Alexandra Van Lierde pose ses valises à Manille en août 2009, en pleine saison des pluies. La capitale est touchée de plein fouet par l’ouragan Ketsana. « C’était vraiment brutal », confie l’expatriée. Outre les pénibles conditions météorologiques, l’artiste et sa famille rencontrent des difficultés dans de nombreux domaines.

Ils font face à un nouveau mode de vie : « C’était la première fois qu’on quittait notre ville natale. On était vraiment novices. C’était difficile de comprendre pendant les premiers mois comment la ville fonctionnait. C’est une ville immense, avec beaucoup de quartiers différents, des embouteillages non-stop. On peut vite gaspiller son temps ! ». Mais aussi à une nouvelle culture. « Un jour, mon mari décide d’aller à la boulangerie. Il en cherche une, en vain. A chaque fois qu’il demande où elle se trouve, on lui répond qu’elle est un peu plus loin. Dans ce pays, les gens ne vont jamais dire que ça n’existe pas. Ici, ils veulent toujours faire plaisir ! », raconte-elle.

Mais l’obstacle le plus difficile à franchir reste la recherche d’un emploi pour son mari. Ingénieur de formation, il pensait trouver rapidement un nouvel emploi sur place. Il n’imaginait pas retrouver du travail seulement six mois plus tard. « Dans ce pays, personne ne connaissait notre background, il fallait se faire un réseau. Mais ça prend du temps et de l’énergie », explique Alexandra. « Toute transition est compliquée. Il faut se laisser du temps pour pouvoir s’ajuster et laisser sa chance à ce pays qui ne sait pas comment vous accueillir », conclut-elle.

Manille, source d’inspiration

Alexandra Van Lierde peinture Manille expatriée exposition

Six mois ont été nécessaires pour s’adapter à leur nouvel environnement. Les dix années suivantes, « ça n’a été que du bonheur. On a fini par rencontrer les bonnes personnes, à apprivoiser cette ville pas toujours rose. Manille est une ville très agréable pour les expatriés, il y a de chouettes écoles, un milieu artistique très intéressant et une belle communauté d’expatriés.

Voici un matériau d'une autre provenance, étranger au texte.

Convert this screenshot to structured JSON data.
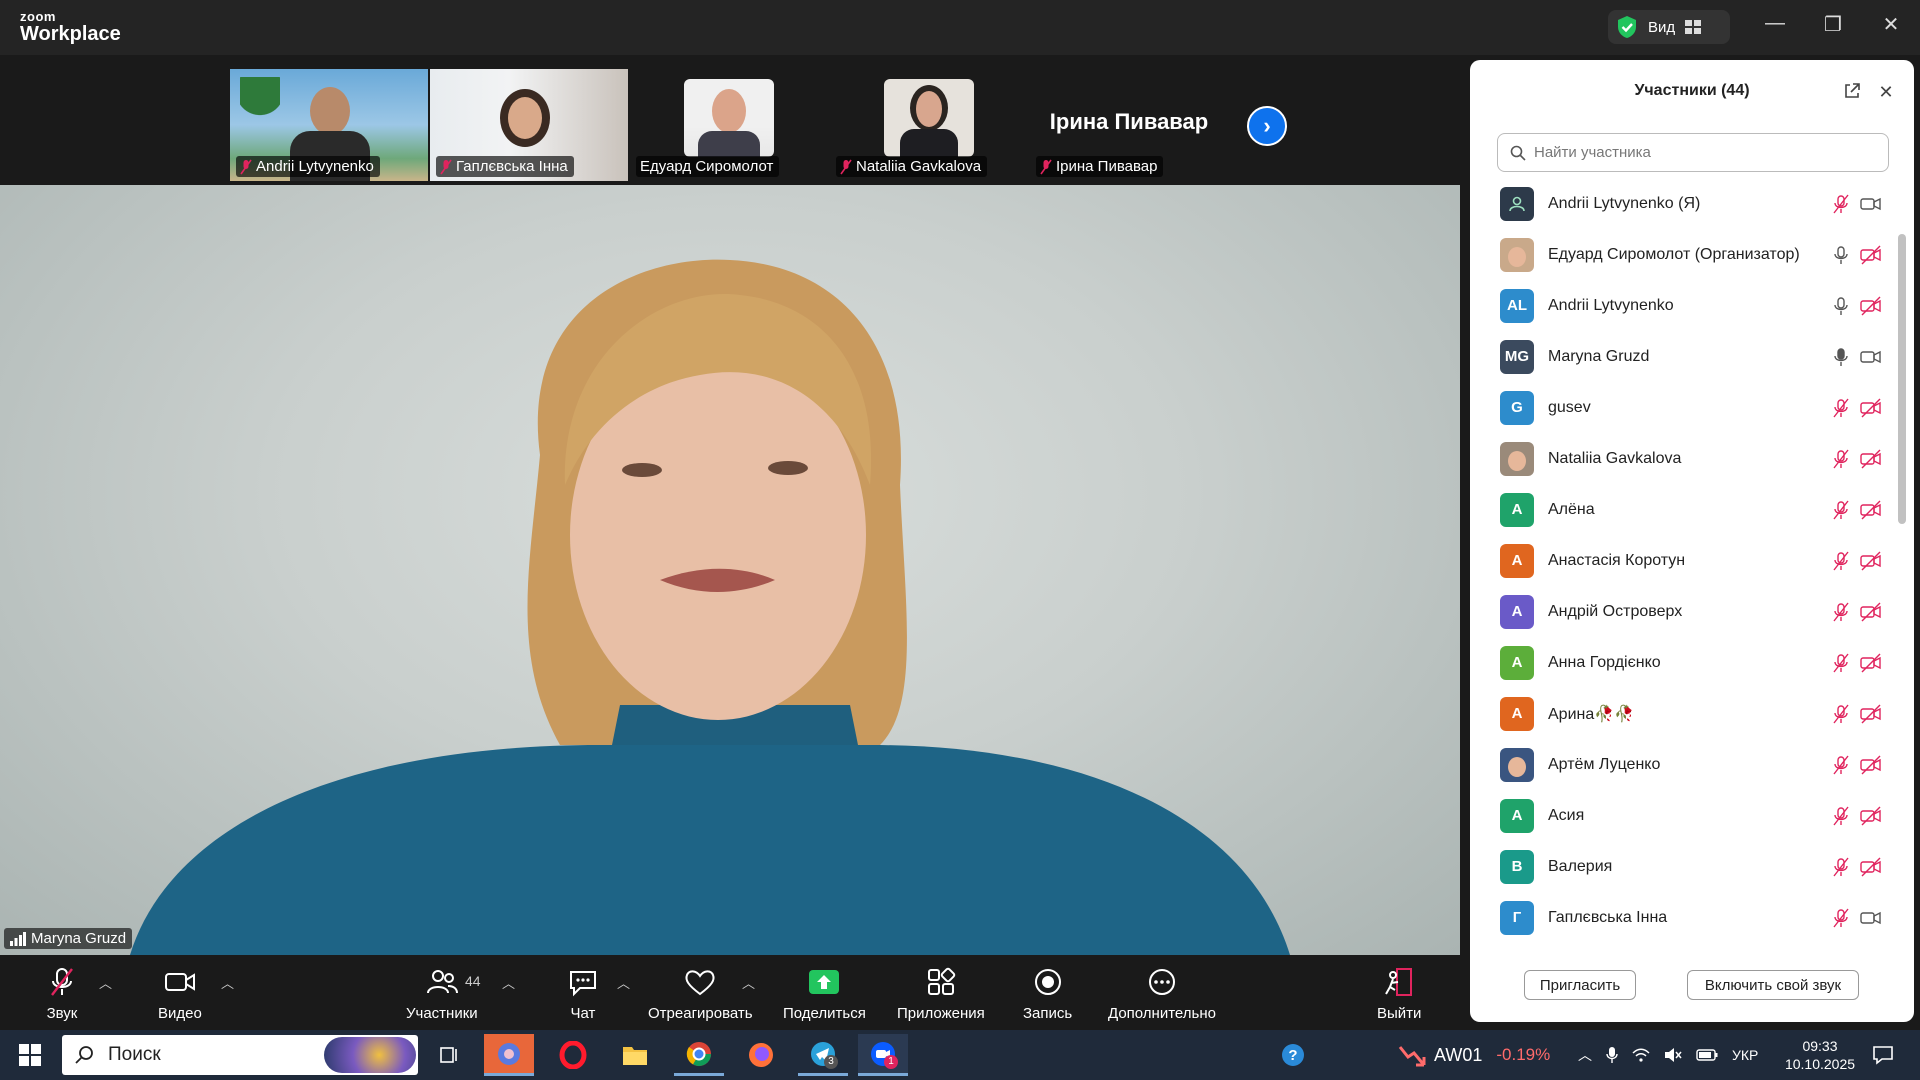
{
  "app": {
    "logo_top": "zoom",
    "logo_bottom": "Workplace",
    "view_label": "Вид"
  },
  "thumbnails": [
    {
      "name": "Andrii Lytvynenko",
      "muted": true,
      "kind": "beach"
    },
    {
      "name": "Гаплєвська Інна",
      "muted": true,
      "kind": "room"
    },
    {
      "name": "Едуард Сиромолот",
      "muted": false,
      "kind": "avatar"
    },
    {
      "name": "Nataliia Gavkalova",
      "muted": true,
      "kind": "avatar"
    },
    {
      "name": "Ірина Пивавар",
      "muted": true,
      "kind": "text",
      "big_name": "Ірина Пивавар"
    }
  ],
  "main_video": {
    "speaker_name": "Maryna Gruzd"
  },
  "panel": {
    "title": "Участники (44)",
    "search_placeholder": "Найти участника",
    "participants": [
      {
        "name": "Andrii Lytvynenko (Я)",
        "initials": "",
        "color": "#2d3a4a",
        "mic": "muted",
        "cam": "on"
      },
      {
        "name": "Едуард Сиромолот (Организатор)",
        "initials": "",
        "color": "#c9a98a",
        "mic": "on",
        "cam": "off"
      },
      {
        "name": "Andrii Lytvynenko",
        "initials": "AL",
        "color": "#2d8ccc",
        "mic": "on",
        "cam": "off"
      },
      {
        "name": "Maryna Gruzd",
        "initials": "MG",
        "color": "#3b4a5e",
        "mic": "active",
        "cam": "on"
      },
      {
        "name": "gusev",
        "initials": "G",
        "color": "#2d8ccc",
        "mic": "muted",
        "cam": "off"
      },
      {
        "name": "Nataliia Gavkalova",
        "initials": "",
        "color": "#9a8a7a",
        "mic": "muted",
        "cam": "off"
      },
      {
        "name": "Алёна",
        "initials": "А",
        "color": "#1fa36a",
        "mic": "muted",
        "cam": "off"
      },
      {
        "name": "Анастасія Коротун",
        "initials": "А",
        "color": "#e0661f",
        "mic": "muted",
        "cam": "off"
      },
      {
        "name": "Андрій Островерх",
        "initials": "А",
        "color": "#6a5ac8",
        "mic": "muted",
        "cam": "off"
      },
      {
        "name": "Анна Гордієнко",
        "initials": "А",
        "color": "#5cae3a",
        "mic": "muted",
        "cam": "off"
      },
      {
        "name": "Арина🥀🥀",
        "initials": "А",
        "color": "#e0661f",
        "mic": "muted",
        "cam": "off"
      },
      {
        "name": "Артём Луценко",
        "initials": "",
        "color": "#3a5580",
        "mic": "muted",
        "cam": "off"
      },
      {
        "name": "Асия",
        "initials": "А",
        "color": "#1fa36a",
        "mic": "muted",
        "cam": "off"
      },
      {
        "name": "Валерия",
        "initials": "В",
        "color": "#1a9a8a",
        "mic": "muted",
        "cam": "off"
      },
      {
        "name": "Гаплєвська Інна",
        "initials": "Г",
        "color": "#2d8ccc",
        "mic": "muted",
        "cam": "on"
      }
    ],
    "invite_label": "Пригласить",
    "unmute_label": "Включить свой звук"
  },
  "toolbar": {
    "audio": "Звук",
    "video": "Видео",
    "participants": "Участники",
    "participants_count": "44",
    "chat": "Чат",
    "react": "Отреагировать",
    "share": "Поделиться",
    "apps": "Приложения",
    "record": "Запись",
    "more": "Дополнительно",
    "leave": "Выйти"
  },
  "taskbar": {
    "search_label": "Поиск",
    "stock_name": "AW01",
    "stock_change": "-0.19%",
    "language": "УКР",
    "time": "09:33",
    "date": "10.10.2025",
    "telegram_badge": "3",
    "zoom_badge": "1"
  },
  "colors": {
    "accent": "#0e72ed",
    "share_green": "#22c55e",
    "muted_red": "#e0245e",
    "stock_red": "#ff6b6b"
  }
}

On aime notre vie ici, on a beaucoup de libertés, les gens sont très énergiques et passionnés par leur travail ». Alexandra n’a pas oublié pour autant à quel point elle s’est sentie déconcertée à son arrivée à Manille et tente d’aider les nouveaux expatriés : « Je pense que j’ai beaucoup d’expérience pour aider les nouveaux un peu désemparés dans cette ville agressive a priori. J’essaye de leur montrer toutes les bonnes choses qu’on peut faire. Il y a pas mal de Français qui passent par ma maison et c’est avec grand plaisir que je leur fais part de mon expertise. Il est rare que les gens restent 10 ans à Manille ! ».

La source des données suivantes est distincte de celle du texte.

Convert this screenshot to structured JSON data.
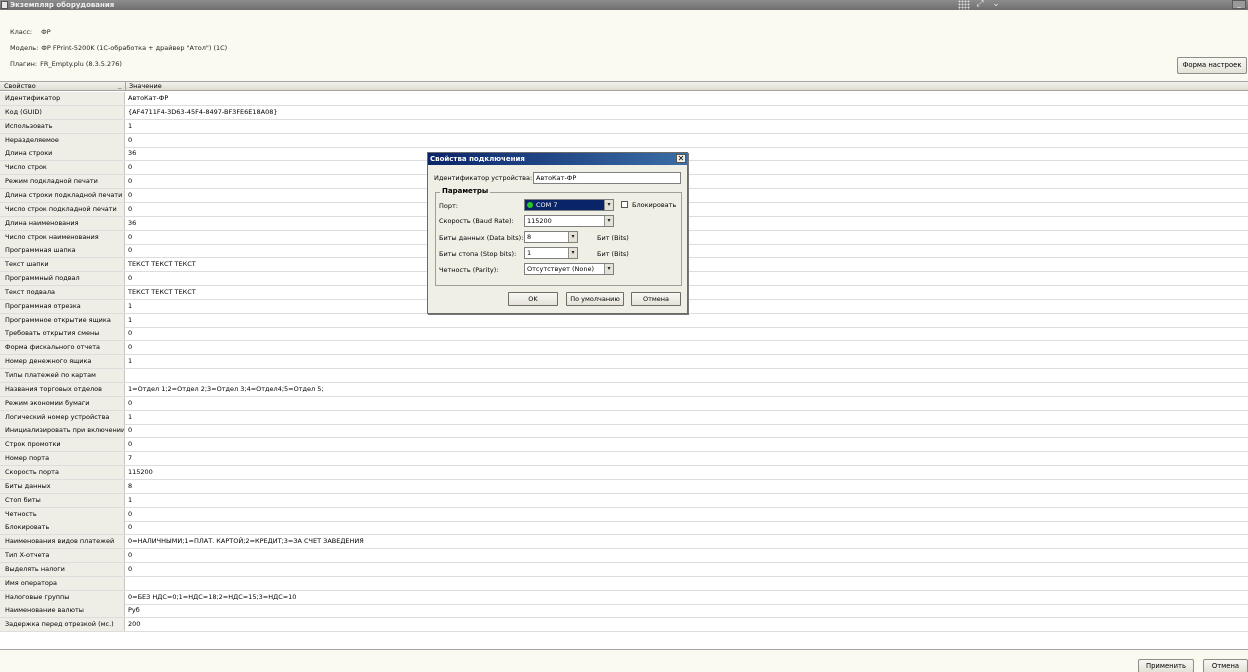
{
  "window": {
    "title": "Экземпляр оборудования"
  },
  "info": {
    "class_label": "Класс:",
    "class_value": "ФР",
    "model_label": "Модель:",
    "model_value": "ФР FPrint-5200K (1С-обработка + драйвер \"Атол\") (1С)",
    "plugin_label": "Плагин:",
    "plugin_value": "FR_Empty.plu (8.3.5.276)",
    "settings_button": "Форма настроек"
  },
  "table": {
    "col_property": "Свойство",
    "col_sort": "_",
    "col_value": "Значение",
    "rows": [
      {
        "name": "Идентификатор",
        "value": "АвтоКат-ФР"
      },
      {
        "name": "Код (GUID)",
        "value": "{AF4711F4-3D63-45F4-8497-BF3FE6E18A08}"
      },
      {
        "name": "Использовать",
        "value": "1"
      },
      {
        "name": "Неразделяемое",
        "value": "0"
      },
      {
        "name": "Длина строки",
        "value": "36"
      },
      {
        "name": "Число строк",
        "value": "0"
      },
      {
        "name": "Режим подкладной печати",
        "value": "0"
      },
      {
        "name": "Длина строки подкладной печати",
        "value": "0"
      },
      {
        "name": "Число строк подкладной печати",
        "value": "0"
      },
      {
        "name": "Длина наименования",
        "value": "36"
      },
      {
        "name": "Число строк наименования",
        "value": "0"
      },
      {
        "name": "Программная шапка",
        "value": "0"
      },
      {
        "name": "Текст шапки",
        "value": "ТЕКСТ ТЕКСТ ТЕКСТ"
      },
      {
        "name": "Программный подвал",
        "value": "0"
      },
      {
        "name": "Текст подвала",
        "value": "ТЕКСТ ТЕКСТ ТЕКСТ"
      },
      {
        "name": "Программная отрезка",
        "value": "1"
      },
      {
        "name": "Программное открытие ящика",
        "value": "1"
      },
      {
        "name": "Требовать открытия смены",
        "value": "0"
      },
      {
        "name": "Форма фискального отчета",
        "value": "0"
      },
      {
        "name": "Номер денежного ящика",
        "value": "1"
      },
      {
        "name": "Типы платежей по картам",
        "value": ""
      },
      {
        "name": "Названия торговых отделов",
        "value": "1=Отдел 1;2=Отдел 2;3=Отдел 3;4=Отдел4;5=Отдел 5;"
      },
      {
        "name": "Режим экономии бумаги",
        "value": "0"
      },
      {
        "name": "Логический номер устройства",
        "value": "1"
      },
      {
        "name": "Инициализировать при включении",
        "value": "0"
      },
      {
        "name": "Строк промотки",
        "value": "0"
      },
      {
        "name": "Номер порта",
        "value": "7"
      },
      {
        "name": "Скорость порта",
        "value": "115200"
      },
      {
        "name": "Биты данных",
        "value": "8"
      },
      {
        "name": "Стоп биты",
        "value": "1"
      },
      {
        "name": "Четность",
        "value": "0"
      },
      {
        "name": "Блокировать",
        "value": "0"
      },
      {
        "name": "Наименования видов платежей",
        "value": "0=НАЛИЧНЫМИ;1=ПЛАТ. КАРТОЙ;2=КРЕДИТ;3=ЗА СЧЕТ ЗАВЕДЕНИЯ"
      },
      {
        "name": "Тип X-отчета",
        "value": "0"
      },
      {
        "name": "Выделять налоги",
        "value": "0"
      },
      {
        "name": "Имя оператора",
        "value": ""
      },
      {
        "name": "Налоговые группы",
        "value": "0=БЕЗ НДС=0;1=НДС=18;2=НДС=15;3=НДС=10"
      },
      {
        "name": "Наименование валюты",
        "value": "Руб"
      },
      {
        "name": "Задержка перед отрезкой (мс.)",
        "value": "200"
      }
    ]
  },
  "bottom": {
    "apply_button": "Применить",
    "cancel_button": "Отмена"
  },
  "dialog": {
    "title": "Свойства подключения",
    "close_glyph": "✕",
    "device_id_label": "Идентификатор устройства:",
    "device_id_value": "АвтоКат-ФР",
    "params_group": "Параметры",
    "port_label": "Порт:",
    "port_value": "COM 7",
    "block_label": "Блокировать",
    "baud_label": "Скорость (Baud Rate):",
    "baud_value": "115200",
    "databits_label": "Биты данных (Data bits):",
    "databits_value": "8",
    "databits_unit": "Бит (Bits)",
    "stopbits_label": "Биты стопа (Stop bits):",
    "stopbits_value": "1",
    "stopbits_unit": "Бит (Bits)",
    "parity_label": "Четность (Parity):",
    "parity_value": "Отсутствует (None)",
    "ok_button": "OK",
    "default_button": "По умолчанию",
    "cancel_button": "Отмена"
  },
  "colors": {
    "dialog_title_start": "#0a246a",
    "dialog_title_end": "#3a6ea5",
    "port_indicator": "#23c823"
  }
}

Exposition peinture Manille Alexandra Van Lierde Philippines

Si Alexandra Van Lierde aime autant Manille, c’est aussi parce qu’elle est une source d’inspiration débordante. La Franco-belge peint depuis l’âge de cinq ans. « Mon frère dit que je suis née avec un pinceau en main », confie-t-elle. Très sensible, l’artiste a vu sa production artistique évoluer en Asie. Jamais elle n’aurait peint en Europe sur des thématiques comme les gratte-ciels qui sortent de la pollution. « Les grandes villes asiatiques où nous vivons comme expatriés m'inspirent énormément. Sur mes toiles, le spectateur découvre l'apparence dominante des gratte-ciels, l'atmosphère chaotique de villes surpeuplées, qui se frayent un chemin à travers nuage et pollution. Mes toiles sont à la limite de l'abstraction, des formes de nature, d'eau, tentent de s'harmoniser à tout prix avec ces constructions humaines », explique-t-elle.

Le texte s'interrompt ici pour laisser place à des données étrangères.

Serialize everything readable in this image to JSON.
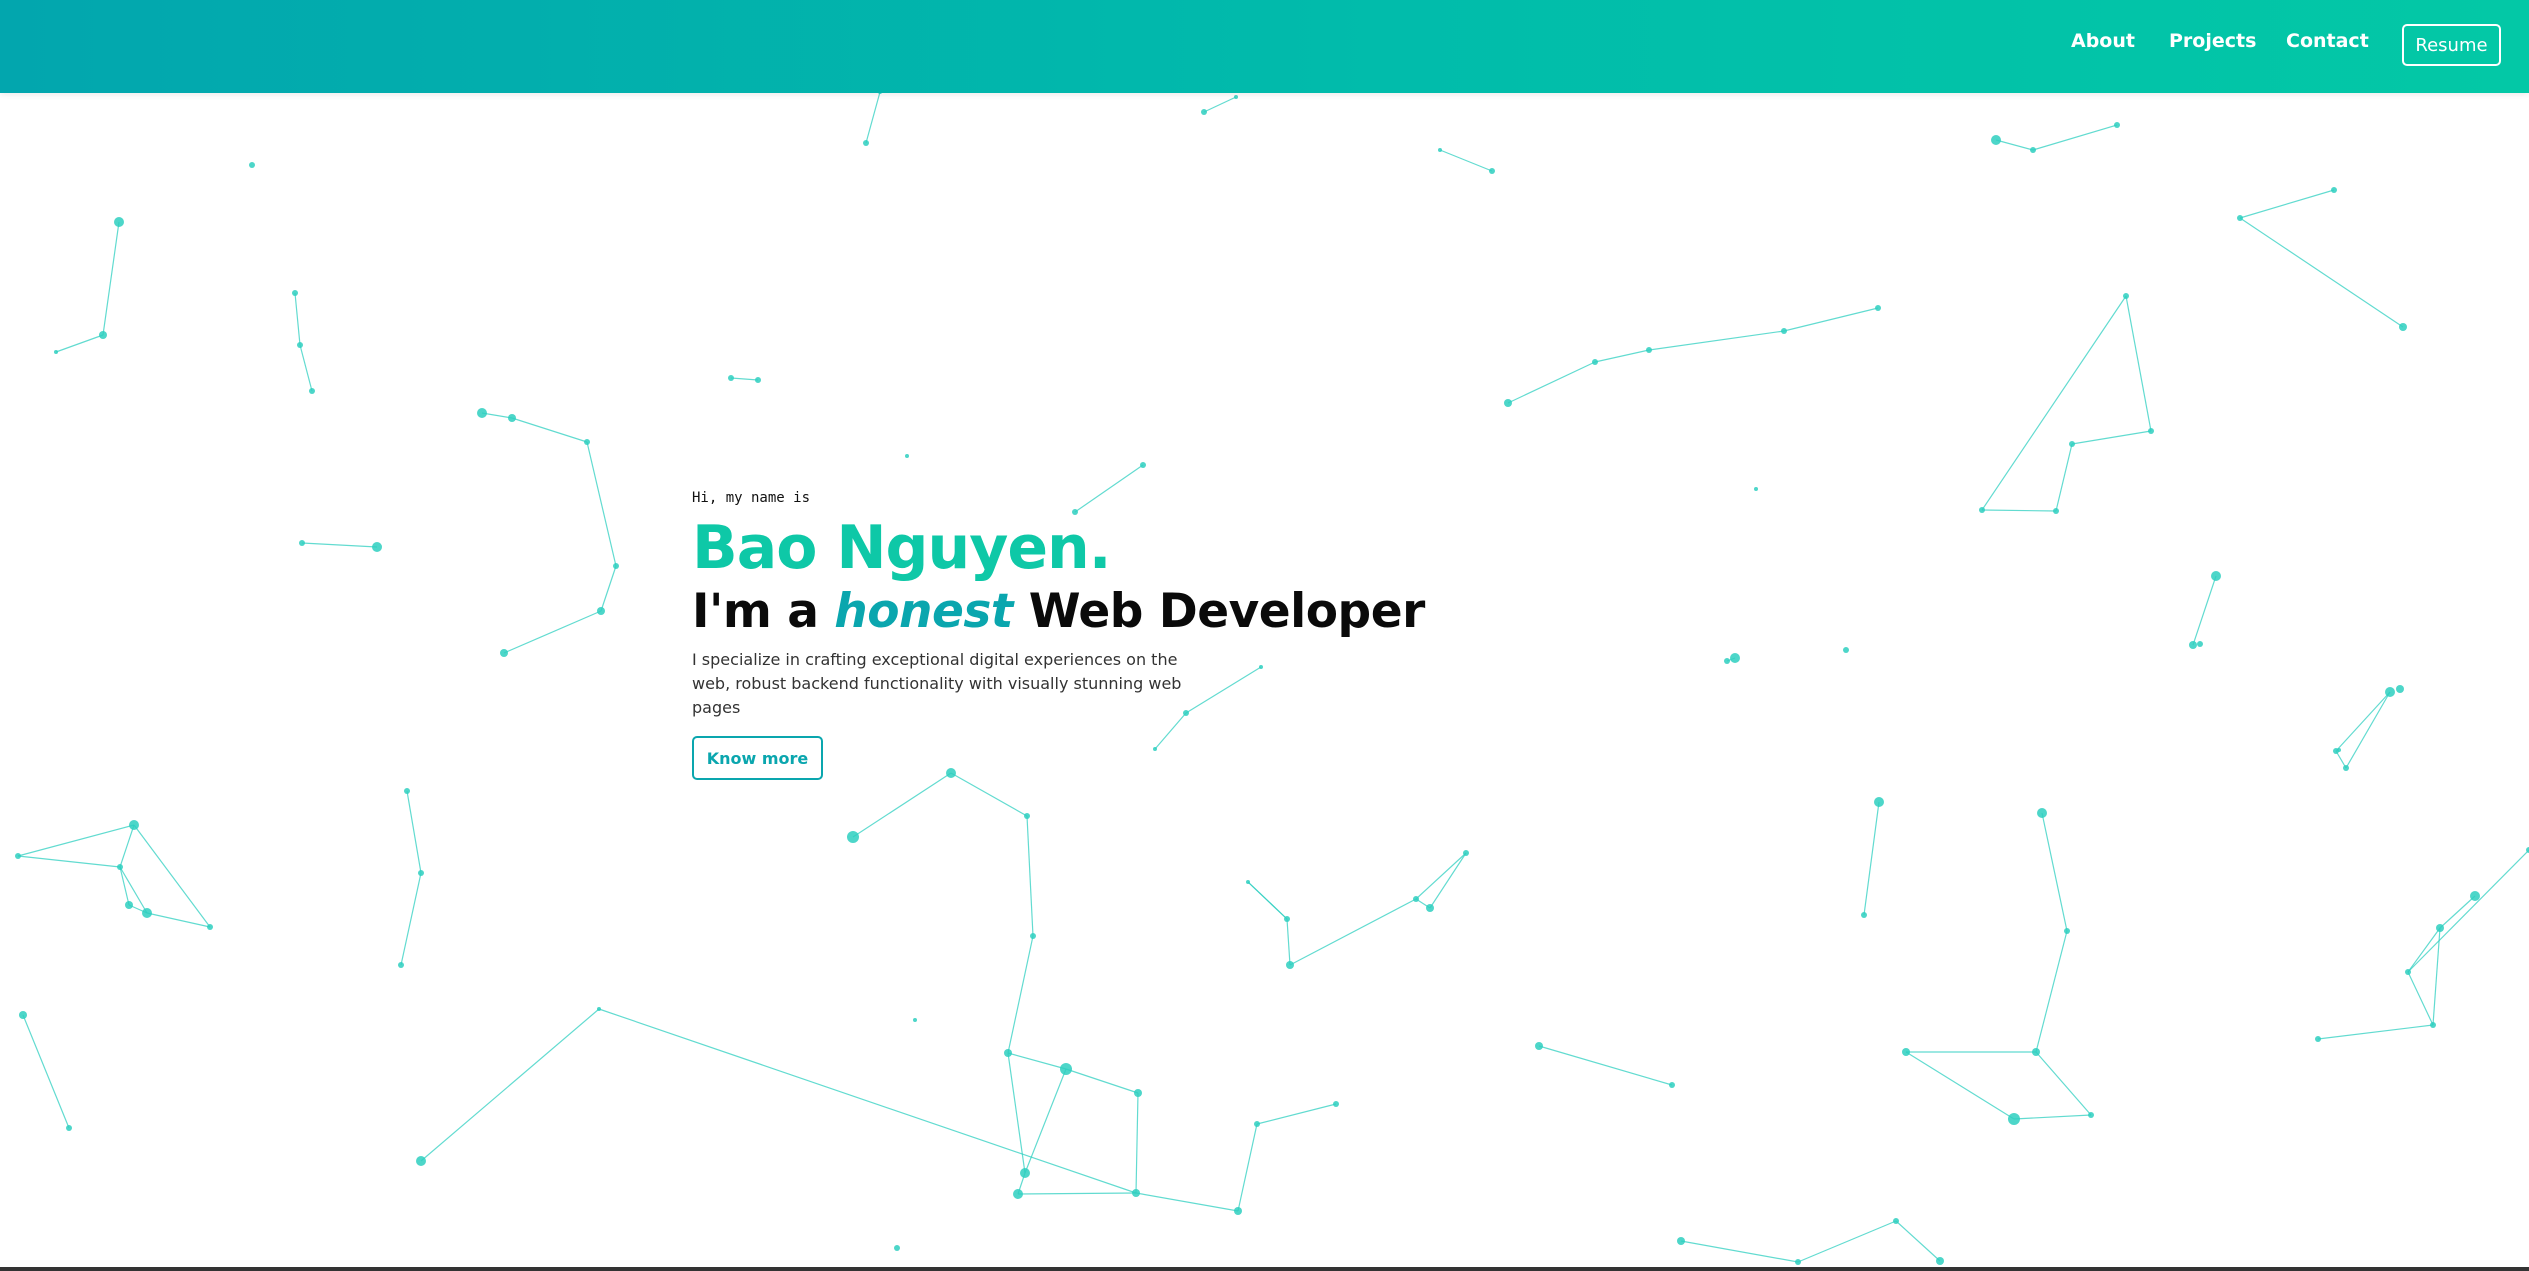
{
  "nav": {
    "links": [
      "About",
      "Projects",
      "Contact"
    ],
    "resume_label": "Resume"
  },
  "hero": {
    "greeting": "Hi, my name is",
    "name": "Bao Nguyen.",
    "tagline_prefix": "I'm a ",
    "tagline_adjective": "honest",
    "tagline_suffix": " Web Developer",
    "bio": "I specialize in crafting exceptional digital experiences on the web, robust backend functionality with visually stunning web pages",
    "cta_label": "Know more"
  },
  "colors": {
    "accent": "#0ec8a7",
    "accent_dark": "#0aa6ae",
    "nav_gradient_start": "#02a6ae",
    "nav_gradient_end": "#03c8a6",
    "particle": "#2ecfc0"
  },
  "background": {
    "icon": "particle-network-icon"
  }
}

Exposition Manille Alexandra Van Lierde Philippines expatriée

Grâce à sa prochaine exposition, « City and Poetry », l’artiste espère donner aux expatriés une autre vision de leur ville : « Derrière cette apparence oppressante, la poésie existe dans ces villes où nous vivons, la passion, voire la folie! Grace à des couleurs comme le fuchsia, le turquoise, le violet, j'aspire à inviter mon public à retrouver les contrastes de ces villes où nous vivons, que nous appelons parfois "home". A home away from home ».

La nouvelle exposition « City and Poetry » d’Alexandra Van Lierde se tiendra du 14 au 16 mai 2019 à LRI plaza, 2e étage, 210 rue Nicanor Garcia, Makati.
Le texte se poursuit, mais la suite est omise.